The Defend Trade Secrets Act of 2015 (DTSA) would establish a federal civil remedy for the first time, giving American companies the tools they need to combat the borderless theft of their most valuable assets. And it would create a consistent, harmonized legal framework that would build upon the Economic Espionage Act to create a uniform standard and federal civil cause of action to stem the tide of revenue and job loss that goes hand in hand with the theft of trade secrets. This important legislation would give innovators the ability to seek injunctions against use or disclosure, to petition for the seizure of stolen assets, and to seek an award of damages from entities that have stolen their property. In doing so, it would significantly mitigate the harm to American businesses and workers, while safeguarding employee mobility and adopting other explicit protections against potential abuse of these civil remedies.
The DTSA, which was introduced in both houses of Congress this past July, has broad bipartisan support with 22 Senate and 107 House co-sponsors to date.

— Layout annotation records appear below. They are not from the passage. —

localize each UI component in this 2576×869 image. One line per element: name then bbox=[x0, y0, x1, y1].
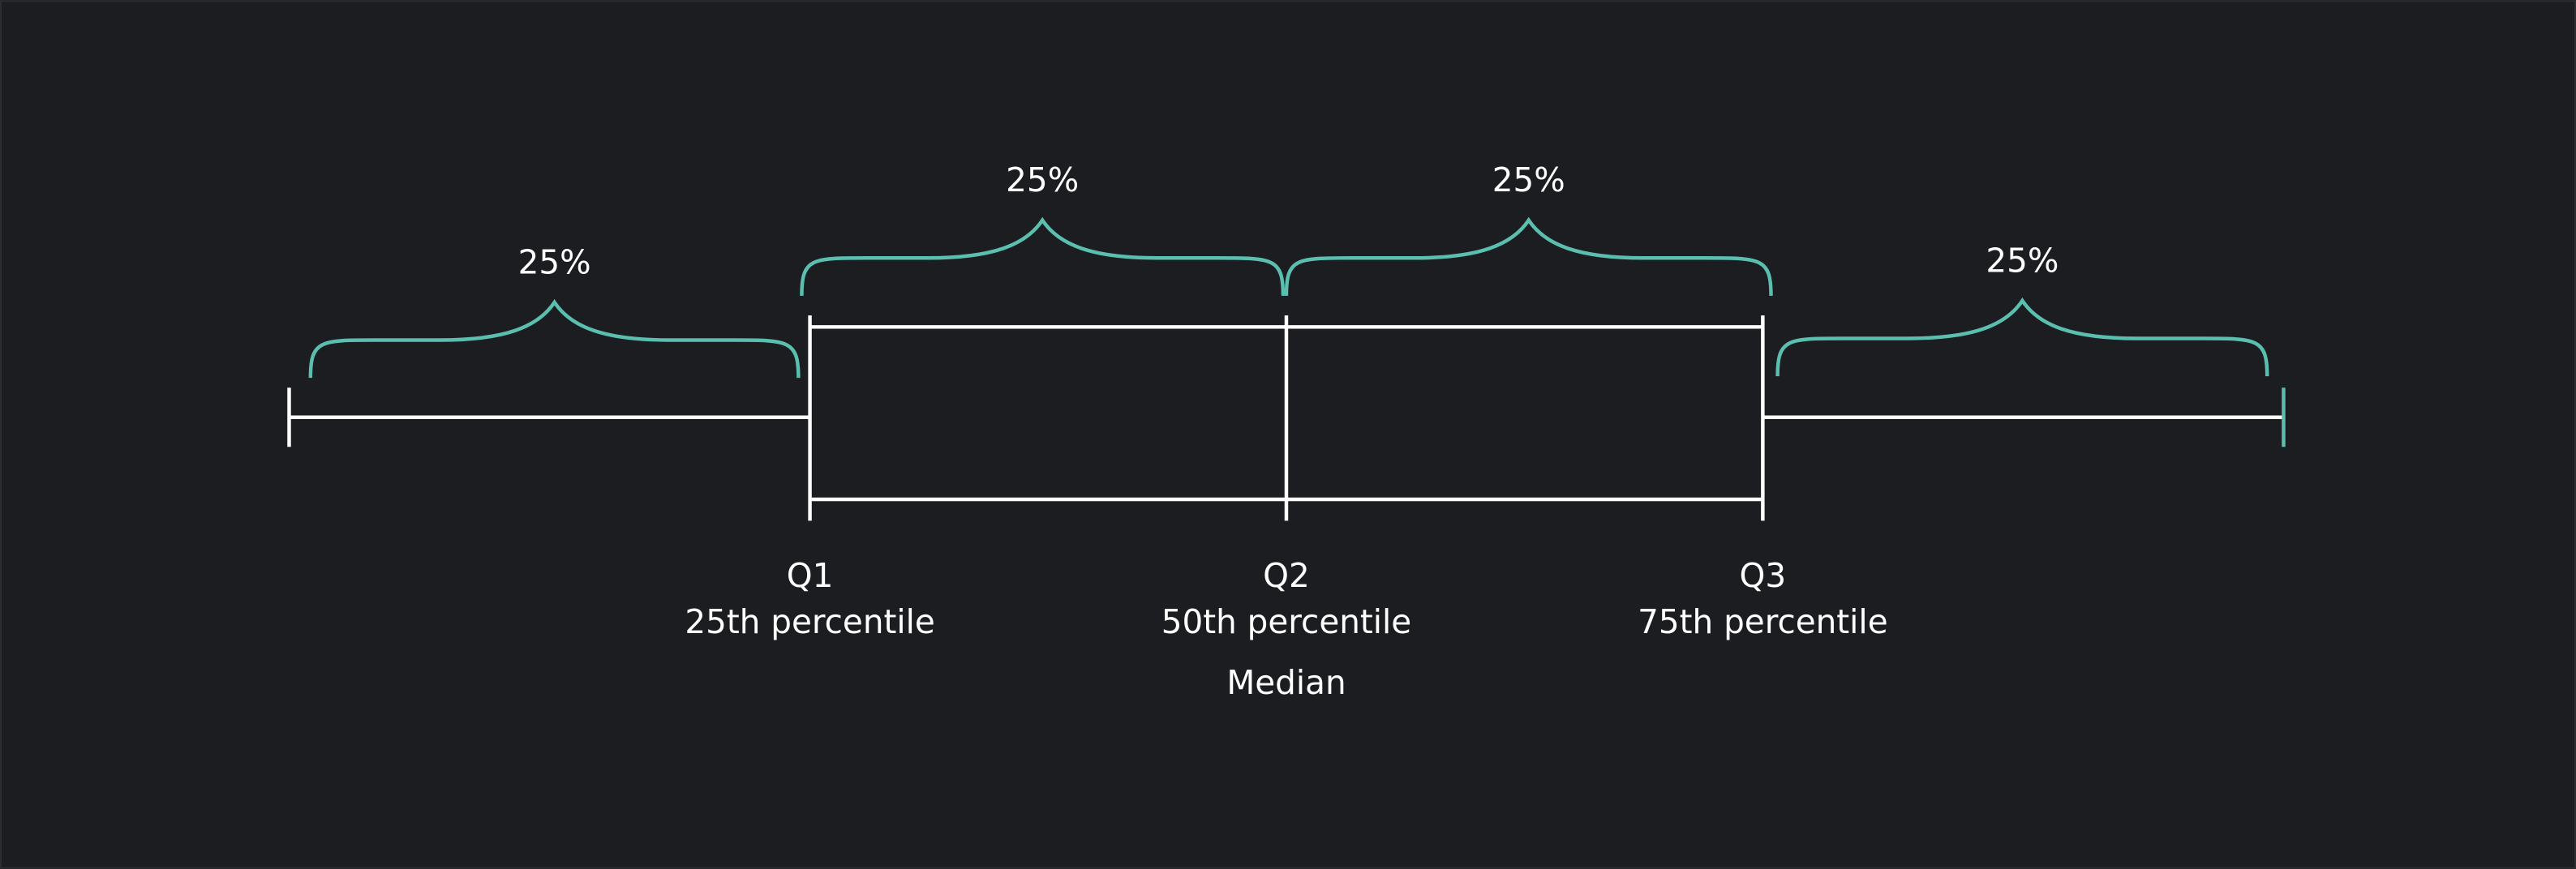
quartile-description: 50th percentile bbox=[1161, 602, 1412, 641]
brace bbox=[1775, 297, 2269, 377]
quartile-name: Q2 bbox=[1263, 556, 1310, 595]
brace bbox=[308, 298, 801, 379]
quartile-description: 25th percentile bbox=[685, 602, 934, 641]
brace bbox=[800, 216, 1286, 296]
brace-label: 25% bbox=[1006, 161, 1079, 199]
brace-label: 25% bbox=[1986, 241, 2059, 280]
quartile-description: 75th percentile bbox=[1638, 602, 1887, 641]
quartile-note: Median bbox=[1226, 663, 1346, 702]
brace-label: 25% bbox=[518, 242, 591, 281]
brace-label: 25% bbox=[1492, 161, 1565, 199]
quartile-name: Q3 bbox=[1740, 556, 1787, 595]
brace bbox=[1284, 216, 1773, 296]
quartile-name: Q1 bbox=[787, 556, 834, 595]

It also enjoys widespread support from companies and organizations representing all sectors of the innovation economy, including manufacturing, services, medical devices, software, agriculture, pharmaceutical, biotech, automotive and clean technologies.
Congress is to be commended for the care it has taken to address concerns about potential misuse of the legislation’s provisions, and as a consequence the bill’s original sponsors have been able to continue to build and deepen support for the legislation among all industry groups and other interested parties. This legislation has been carefully drafted and negotiated and is now ready to move to markup by the Judiciary Committee as a first step toward passage. Congress should seize this opportunity to put a win on the board for America’s innovators, whose core intellectual property assets are under constant threat. By doing so, Congress would also be taking an important step toward protecting one of the key drivers of economic growth and job creation.
Pappas is president of Innovation Strategies LLC. He is a former chief of staff of the U.S. Patent and Trademark Office, where he served from 2009 to 2013.